Police, fire chiefs talk annexation

Morgantown’s police and fire chiefs were among the numerous city officials on hand at Thursday’s first public meeting on annexation.
“What the city proposed, the city never talked to us,” Fire Chief Mark Caravasos said when asked about the additional manpower and equipment the department would need.
The city’s draft annexation report states the department would have an immediate need for four firefighters and a fire engine with future needs of an unspecified number of extra engines and 15 firefighters in the long term.
At Thursday’s meeting though, Caravasos said a new station, which he said should be located at the airport, would need 24-27 firefighters, by his count. That would staff two combination fire engine/ladder trucks and a heavy rescue truck, which he said the city needs.
The department would also require two tankers to haul water if the annexation is successful, Caravasos said. The MFD does not have any tankers right now.
Over the past week, Caravasos has been out surveying the proposed areas to be brought in the city for hydrants and marking their locations, he said. The coverage is “sporadic” with some areas having great coverage, some having a little and some having none. He declined to offer specific examples.
One area targeted for annexation with zero hydrants, according to Morgantown Utility Board Spokesperson Chris Dale, is Woodland Terrace, a trailer park off of Hartman Run Road. Ashworth Landing, an apartment complex off Green Bag Road, only has one hydrant.
“Police, fire and EMS, people that go out and save lives should be available to everybody,” Caravasos said.
He described his dream fire service as a community-based metro department that doesn’t have to worry about politics or boundaries and could focus on helping people.
Police
Morgantown Police Chief Ed Preston said should the annexation be successful, the new city residents could expect faster response times, especially on non-emergency calls.
He explained his department has more resources and less territory to cover than the Monongalia County Sheriff’s Department, which currently covers the areas targeted for annexation, can respond to some calls the sheriff’s department can’t, such as a call for a stolen cell phone.

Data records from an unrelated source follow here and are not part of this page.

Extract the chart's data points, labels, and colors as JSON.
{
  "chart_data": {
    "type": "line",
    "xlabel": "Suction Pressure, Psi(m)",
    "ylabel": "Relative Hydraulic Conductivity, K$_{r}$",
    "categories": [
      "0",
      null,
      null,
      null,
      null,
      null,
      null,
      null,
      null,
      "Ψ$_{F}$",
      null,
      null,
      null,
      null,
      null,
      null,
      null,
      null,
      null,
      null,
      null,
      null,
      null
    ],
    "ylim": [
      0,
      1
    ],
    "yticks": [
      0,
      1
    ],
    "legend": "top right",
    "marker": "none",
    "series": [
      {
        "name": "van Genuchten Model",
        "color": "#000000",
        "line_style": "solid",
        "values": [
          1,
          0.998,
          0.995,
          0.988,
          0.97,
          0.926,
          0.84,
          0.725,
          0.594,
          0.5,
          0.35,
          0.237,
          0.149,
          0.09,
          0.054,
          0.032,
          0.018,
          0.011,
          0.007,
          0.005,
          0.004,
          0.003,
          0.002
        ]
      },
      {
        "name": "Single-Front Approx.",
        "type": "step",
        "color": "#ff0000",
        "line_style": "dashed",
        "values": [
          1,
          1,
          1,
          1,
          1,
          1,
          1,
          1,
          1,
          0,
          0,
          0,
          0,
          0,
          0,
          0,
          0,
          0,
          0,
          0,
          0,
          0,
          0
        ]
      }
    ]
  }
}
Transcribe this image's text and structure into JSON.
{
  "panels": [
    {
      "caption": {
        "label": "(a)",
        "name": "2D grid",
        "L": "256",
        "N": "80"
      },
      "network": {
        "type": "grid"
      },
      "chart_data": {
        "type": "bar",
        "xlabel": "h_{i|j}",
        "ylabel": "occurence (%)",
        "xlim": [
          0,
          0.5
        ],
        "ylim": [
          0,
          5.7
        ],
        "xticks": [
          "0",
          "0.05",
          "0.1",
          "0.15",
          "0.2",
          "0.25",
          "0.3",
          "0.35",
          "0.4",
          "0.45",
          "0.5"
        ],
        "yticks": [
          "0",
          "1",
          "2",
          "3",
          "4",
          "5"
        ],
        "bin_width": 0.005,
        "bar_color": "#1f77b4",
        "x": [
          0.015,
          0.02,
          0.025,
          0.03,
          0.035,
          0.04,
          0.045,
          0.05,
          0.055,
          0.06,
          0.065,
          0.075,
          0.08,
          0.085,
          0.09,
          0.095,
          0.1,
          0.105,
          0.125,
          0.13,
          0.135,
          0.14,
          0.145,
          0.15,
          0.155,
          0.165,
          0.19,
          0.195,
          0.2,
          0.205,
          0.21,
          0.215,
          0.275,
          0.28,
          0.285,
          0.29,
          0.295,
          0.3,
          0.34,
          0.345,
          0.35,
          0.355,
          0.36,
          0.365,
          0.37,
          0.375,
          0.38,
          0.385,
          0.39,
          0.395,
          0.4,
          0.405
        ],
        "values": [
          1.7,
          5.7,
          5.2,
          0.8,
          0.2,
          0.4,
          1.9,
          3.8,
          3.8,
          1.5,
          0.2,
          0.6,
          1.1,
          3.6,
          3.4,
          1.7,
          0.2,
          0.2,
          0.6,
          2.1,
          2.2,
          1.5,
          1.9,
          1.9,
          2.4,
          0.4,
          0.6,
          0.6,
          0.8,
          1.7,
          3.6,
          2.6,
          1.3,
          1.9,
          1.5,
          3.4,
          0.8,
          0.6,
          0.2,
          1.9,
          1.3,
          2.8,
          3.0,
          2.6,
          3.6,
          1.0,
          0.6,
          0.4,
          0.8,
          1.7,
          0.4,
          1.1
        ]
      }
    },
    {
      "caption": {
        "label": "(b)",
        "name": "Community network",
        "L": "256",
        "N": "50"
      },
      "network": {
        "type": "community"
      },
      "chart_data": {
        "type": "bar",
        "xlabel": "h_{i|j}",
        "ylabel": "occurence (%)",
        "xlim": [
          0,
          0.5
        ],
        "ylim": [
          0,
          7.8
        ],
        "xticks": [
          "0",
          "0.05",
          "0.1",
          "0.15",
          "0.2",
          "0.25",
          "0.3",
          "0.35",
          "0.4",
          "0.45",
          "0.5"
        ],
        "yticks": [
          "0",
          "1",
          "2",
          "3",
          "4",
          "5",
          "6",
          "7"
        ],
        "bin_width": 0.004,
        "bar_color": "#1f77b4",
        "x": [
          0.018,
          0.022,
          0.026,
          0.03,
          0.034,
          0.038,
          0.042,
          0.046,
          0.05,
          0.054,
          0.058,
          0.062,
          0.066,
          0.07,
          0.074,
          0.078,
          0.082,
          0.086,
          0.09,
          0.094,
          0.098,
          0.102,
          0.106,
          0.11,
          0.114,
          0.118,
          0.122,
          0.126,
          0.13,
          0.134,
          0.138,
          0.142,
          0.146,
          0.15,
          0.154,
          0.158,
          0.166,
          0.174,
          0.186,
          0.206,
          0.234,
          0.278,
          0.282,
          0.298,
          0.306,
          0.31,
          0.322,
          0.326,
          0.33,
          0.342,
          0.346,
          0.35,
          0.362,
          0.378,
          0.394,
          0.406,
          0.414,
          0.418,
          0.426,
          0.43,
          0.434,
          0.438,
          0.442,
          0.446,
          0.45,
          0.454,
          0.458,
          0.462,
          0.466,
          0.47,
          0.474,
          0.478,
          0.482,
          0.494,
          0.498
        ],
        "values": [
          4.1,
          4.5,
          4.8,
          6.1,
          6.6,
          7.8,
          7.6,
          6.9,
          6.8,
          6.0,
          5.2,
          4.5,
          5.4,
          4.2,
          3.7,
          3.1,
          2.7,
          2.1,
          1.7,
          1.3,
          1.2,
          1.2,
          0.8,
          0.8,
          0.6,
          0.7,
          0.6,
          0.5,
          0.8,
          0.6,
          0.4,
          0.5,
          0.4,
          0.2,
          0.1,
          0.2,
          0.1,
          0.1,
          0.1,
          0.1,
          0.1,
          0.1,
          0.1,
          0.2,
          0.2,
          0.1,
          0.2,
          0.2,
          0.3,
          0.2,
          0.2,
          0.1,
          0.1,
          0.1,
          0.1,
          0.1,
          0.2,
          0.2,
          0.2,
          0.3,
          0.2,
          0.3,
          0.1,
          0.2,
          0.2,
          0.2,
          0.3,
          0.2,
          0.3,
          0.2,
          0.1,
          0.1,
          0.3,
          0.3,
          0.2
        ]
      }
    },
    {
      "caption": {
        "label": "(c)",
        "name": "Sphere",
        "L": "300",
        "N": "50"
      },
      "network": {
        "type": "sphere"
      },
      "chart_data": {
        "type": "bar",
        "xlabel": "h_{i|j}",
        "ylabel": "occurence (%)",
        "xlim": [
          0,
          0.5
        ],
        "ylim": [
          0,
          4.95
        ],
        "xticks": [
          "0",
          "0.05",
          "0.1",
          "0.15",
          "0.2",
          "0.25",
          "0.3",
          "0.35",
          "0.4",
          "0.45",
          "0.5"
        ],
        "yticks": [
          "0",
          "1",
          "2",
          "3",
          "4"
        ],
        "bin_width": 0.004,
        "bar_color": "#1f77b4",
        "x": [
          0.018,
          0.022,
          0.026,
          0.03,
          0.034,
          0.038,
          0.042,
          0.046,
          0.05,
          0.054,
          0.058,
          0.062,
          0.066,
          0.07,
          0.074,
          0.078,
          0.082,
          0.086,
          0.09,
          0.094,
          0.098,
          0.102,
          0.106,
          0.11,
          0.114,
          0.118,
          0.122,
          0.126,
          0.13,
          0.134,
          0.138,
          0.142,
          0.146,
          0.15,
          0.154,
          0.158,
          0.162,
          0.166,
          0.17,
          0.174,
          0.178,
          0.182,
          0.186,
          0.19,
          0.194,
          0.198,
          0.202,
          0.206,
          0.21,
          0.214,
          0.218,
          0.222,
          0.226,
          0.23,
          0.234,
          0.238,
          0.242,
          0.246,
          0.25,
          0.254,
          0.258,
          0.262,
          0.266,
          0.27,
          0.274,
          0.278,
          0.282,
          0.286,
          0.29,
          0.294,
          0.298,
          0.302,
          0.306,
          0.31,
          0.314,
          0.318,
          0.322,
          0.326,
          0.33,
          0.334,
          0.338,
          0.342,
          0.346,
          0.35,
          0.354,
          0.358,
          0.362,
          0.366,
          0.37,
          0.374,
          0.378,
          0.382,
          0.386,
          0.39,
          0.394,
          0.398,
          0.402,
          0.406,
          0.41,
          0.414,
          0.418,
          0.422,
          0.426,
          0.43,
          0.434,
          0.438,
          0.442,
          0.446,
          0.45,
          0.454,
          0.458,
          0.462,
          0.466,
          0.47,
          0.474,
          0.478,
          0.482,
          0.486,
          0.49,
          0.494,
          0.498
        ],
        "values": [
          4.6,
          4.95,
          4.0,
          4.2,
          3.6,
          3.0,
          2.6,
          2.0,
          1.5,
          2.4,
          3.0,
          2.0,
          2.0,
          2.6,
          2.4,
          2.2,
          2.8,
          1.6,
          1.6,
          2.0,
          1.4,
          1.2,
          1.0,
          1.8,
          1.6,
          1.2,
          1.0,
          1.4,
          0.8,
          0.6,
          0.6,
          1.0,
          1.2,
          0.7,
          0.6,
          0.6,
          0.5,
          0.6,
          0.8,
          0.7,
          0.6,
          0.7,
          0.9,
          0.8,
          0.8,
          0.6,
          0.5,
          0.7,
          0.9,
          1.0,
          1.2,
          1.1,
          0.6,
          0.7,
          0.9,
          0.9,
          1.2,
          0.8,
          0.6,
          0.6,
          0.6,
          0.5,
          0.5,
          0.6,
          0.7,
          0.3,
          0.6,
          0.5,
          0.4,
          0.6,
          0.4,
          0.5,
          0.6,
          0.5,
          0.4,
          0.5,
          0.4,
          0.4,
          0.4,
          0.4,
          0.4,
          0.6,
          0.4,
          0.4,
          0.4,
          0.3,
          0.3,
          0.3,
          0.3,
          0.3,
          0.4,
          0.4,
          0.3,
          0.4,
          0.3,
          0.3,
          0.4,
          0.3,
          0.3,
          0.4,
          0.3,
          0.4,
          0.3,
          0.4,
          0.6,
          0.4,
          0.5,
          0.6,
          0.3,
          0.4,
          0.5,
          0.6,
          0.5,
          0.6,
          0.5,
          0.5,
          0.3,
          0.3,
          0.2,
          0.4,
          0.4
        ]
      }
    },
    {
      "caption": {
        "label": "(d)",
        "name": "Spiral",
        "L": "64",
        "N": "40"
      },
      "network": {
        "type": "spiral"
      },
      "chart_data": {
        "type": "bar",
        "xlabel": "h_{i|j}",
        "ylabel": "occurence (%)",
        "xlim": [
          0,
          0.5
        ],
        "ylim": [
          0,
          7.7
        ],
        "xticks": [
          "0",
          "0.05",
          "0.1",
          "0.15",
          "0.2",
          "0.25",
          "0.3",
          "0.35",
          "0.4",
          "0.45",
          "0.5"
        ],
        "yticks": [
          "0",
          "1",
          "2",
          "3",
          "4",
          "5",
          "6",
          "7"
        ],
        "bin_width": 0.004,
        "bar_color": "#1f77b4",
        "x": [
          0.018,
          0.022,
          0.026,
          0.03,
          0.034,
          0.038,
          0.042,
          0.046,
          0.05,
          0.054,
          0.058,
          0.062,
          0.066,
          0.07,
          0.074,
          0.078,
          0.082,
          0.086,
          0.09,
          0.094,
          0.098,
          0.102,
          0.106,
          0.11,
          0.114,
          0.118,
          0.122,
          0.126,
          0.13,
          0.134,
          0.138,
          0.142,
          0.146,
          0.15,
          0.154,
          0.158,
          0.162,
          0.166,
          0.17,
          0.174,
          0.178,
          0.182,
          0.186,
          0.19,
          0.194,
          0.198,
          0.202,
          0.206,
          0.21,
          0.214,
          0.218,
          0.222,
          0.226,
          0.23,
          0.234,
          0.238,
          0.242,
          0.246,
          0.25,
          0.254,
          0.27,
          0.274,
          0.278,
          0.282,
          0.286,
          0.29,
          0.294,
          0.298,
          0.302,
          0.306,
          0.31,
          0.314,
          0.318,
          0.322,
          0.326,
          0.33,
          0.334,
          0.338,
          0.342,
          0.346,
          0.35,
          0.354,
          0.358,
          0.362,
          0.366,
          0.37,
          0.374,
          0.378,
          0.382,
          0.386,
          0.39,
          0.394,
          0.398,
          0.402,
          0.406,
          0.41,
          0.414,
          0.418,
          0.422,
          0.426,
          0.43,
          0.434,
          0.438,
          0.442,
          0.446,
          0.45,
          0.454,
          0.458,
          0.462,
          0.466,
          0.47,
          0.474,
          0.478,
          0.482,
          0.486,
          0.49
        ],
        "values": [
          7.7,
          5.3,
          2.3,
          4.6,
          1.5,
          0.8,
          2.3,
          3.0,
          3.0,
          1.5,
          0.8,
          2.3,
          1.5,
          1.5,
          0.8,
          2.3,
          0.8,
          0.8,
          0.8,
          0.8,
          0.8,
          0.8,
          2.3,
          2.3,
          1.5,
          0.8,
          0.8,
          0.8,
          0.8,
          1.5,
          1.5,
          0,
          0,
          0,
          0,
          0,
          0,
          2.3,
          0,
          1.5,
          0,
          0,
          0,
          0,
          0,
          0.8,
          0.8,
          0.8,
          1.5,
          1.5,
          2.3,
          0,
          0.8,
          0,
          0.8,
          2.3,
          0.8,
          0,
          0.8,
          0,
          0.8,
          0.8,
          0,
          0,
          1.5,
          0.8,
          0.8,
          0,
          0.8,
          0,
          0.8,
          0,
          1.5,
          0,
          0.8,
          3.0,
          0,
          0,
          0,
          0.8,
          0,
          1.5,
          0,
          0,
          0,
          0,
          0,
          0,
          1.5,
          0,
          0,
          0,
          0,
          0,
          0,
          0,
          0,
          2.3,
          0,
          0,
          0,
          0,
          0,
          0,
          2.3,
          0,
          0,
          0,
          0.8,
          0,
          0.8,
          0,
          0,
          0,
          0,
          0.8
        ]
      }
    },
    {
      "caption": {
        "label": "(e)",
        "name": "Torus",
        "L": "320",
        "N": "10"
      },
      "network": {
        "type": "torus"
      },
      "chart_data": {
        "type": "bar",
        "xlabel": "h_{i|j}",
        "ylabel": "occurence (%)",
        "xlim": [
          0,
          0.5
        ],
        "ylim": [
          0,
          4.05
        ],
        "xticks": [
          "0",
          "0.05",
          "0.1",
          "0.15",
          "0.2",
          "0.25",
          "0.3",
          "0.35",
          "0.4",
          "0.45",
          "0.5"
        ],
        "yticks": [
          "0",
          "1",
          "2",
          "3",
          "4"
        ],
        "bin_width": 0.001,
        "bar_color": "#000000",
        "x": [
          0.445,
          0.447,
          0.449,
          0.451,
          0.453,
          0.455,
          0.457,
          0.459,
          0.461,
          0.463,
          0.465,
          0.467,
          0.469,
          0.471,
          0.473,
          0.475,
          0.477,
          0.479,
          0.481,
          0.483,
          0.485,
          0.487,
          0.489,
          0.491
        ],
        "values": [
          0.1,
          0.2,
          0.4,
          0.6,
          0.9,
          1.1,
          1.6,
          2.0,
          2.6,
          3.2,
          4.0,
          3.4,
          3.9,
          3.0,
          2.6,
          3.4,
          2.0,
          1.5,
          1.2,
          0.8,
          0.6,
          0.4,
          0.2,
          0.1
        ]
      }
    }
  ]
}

The MPD is the state’s third largest police department and has an average response time of two-and-a-half minutes on priority calls and four minutes for all calls, he said.
In a handout for the information session, the city boasts about the department’s specialized resources that other area or regional departments don’t have. An example in the handout was the MPD’s soft interview room for sexual assault victims — which is already made available for use by any agency.
Preston is big on cooperation and he will always lend his department’s capabilities to other law enforcement in need, he said. The department has the region’s only Underwater Search and Recovery team and lends its expertise all over the state — including in the search for Aliayah Lunsford.
If annexation is successful, it will be a continual process to constantly improve patrol routes and find the most effective ways to bring the department’s preferred method of policing — community policing — into the new coverage area.
Preston said he doesn’t just look at what happened last year and make adjustments, but prefers to look at 10 years of data, find the averages and base his decisions off of that.
The annexation draft plan calls for five additional officers and a 30% increase in overtime for the police department to fund an additional two to three officers per shift. Preston said that would be a starting point but more hires would be needed. Also, not every officer would want to work overtime because of their families or just wanting time off.
Preston also said he wasn’t worried about crime rates increasing or decreasing with the extra territory — he can’t take credit for people committing a crime or not committing a crime, only what his department does after a crime has been reported.